Meredith Whittaker, president of Signal, discusses her experiences at Google, her involvement in the employee walkout over sexual harassment, and her concerns about the moral and ethical direction of big tech companies. She highlights the challenges of regulating AI and opposes the UK government’s online safety bill. Whittaker emphasizes the importance of privacy and encryption, and criticizes the idea of scanning user messages and relying on AI moderation systems.
- Whittaker’s organizing of the Google employee walkout was driven by her concerns about the company’s profit-driven goals and its secret contract with the Department of Defense. She emphasizes the need to address the moral and ethical lapses in big tech companies.

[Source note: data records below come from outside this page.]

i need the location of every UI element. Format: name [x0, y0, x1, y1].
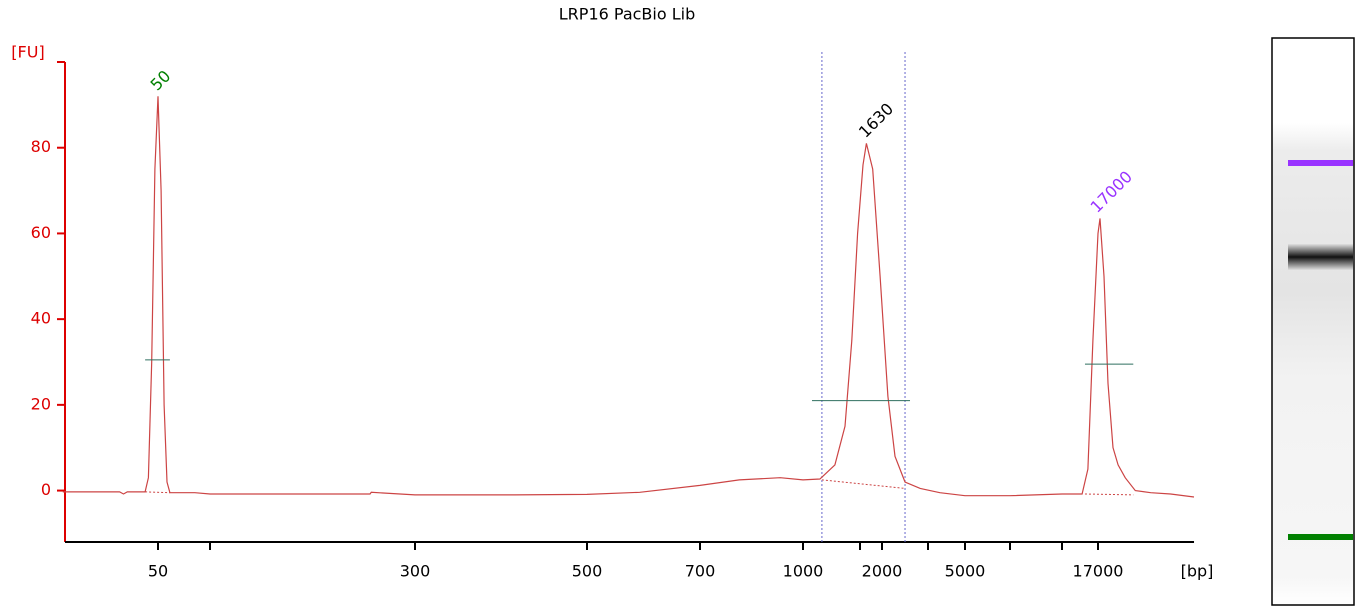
y-tick-label: 80	[31, 137, 51, 156]
x-tick-label: 17000	[1073, 562, 1124, 581]
y-tick-label: 40	[31, 309, 51, 328]
peak-label: 50	[147, 66, 175, 94]
gel-band-upper	[1288, 160, 1353, 166]
peak-baseline	[145, 491, 170, 494]
x-tick-label: 2000	[862, 562, 903, 581]
x-tick-label: 1000	[783, 562, 824, 581]
gel-band-lower	[1288, 534, 1353, 540]
gel-lane	[1271, 37, 1355, 606]
peak-baseline	[1084, 493, 1134, 496]
y-tick-label: 20	[31, 394, 51, 413]
gel-band-sample	[1288, 244, 1353, 270]
peak-label: 17000	[1087, 167, 1136, 216]
y-tick-label: 0	[41, 480, 51, 499]
x-axis-label: [bp]	[1181, 562, 1214, 581]
y-tick-label: 60	[31, 223, 51, 242]
trace	[62, 96, 1195, 498]
gel-frame	[1271, 37, 1355, 606]
x-tick-label: 5000	[945, 562, 986, 581]
x-tick-label: 500	[572, 562, 603, 581]
peak-label: 1630	[855, 99, 897, 141]
peak-baseline	[821, 479, 906, 489]
x-tick-label: 50	[148, 562, 168, 581]
y-axis-label: [FU]	[11, 43, 44, 62]
chart-title: LRP16 PacBio Lib	[559, 5, 695, 24]
x-tick-label: 700	[685, 562, 716, 581]
x-tick-label: 300	[400, 562, 431, 581]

- She argues that algorithms cannot be unbiased due to the data they are trained on, which reflects historical and present-day inequalities. Whittaker also challenges the notion that there is a business case for equality, as it would require powerful individuals to give up their positions and salaries.
- Whittaker highlights the ousting of Timnit Gebru and Margaret Mitchell from Google’s AI ethics unit, demonstrating the company’s resistance to criticism of its systems. She contrasts their warnings about inequalities perpetuated by AI with the more convenient fears of existential risk expressed by figures like Geoffrey Hinton.
- As president of Signal, Whittaker emphasizes the importance of privacy and encryption in a world of mass surveillance. She opposes the UK’s online safety bill, arguing that client-side scanning and AI moderation systems are impractical and expensive, and they would require significant human intervention.
- Whittaker criticizes the hype surrounding AI, which paints these systems as infallible and leads to unrealistic expectations. She believes that tech companies should take responsibility for the impact of their systems and prioritize the social good over profits.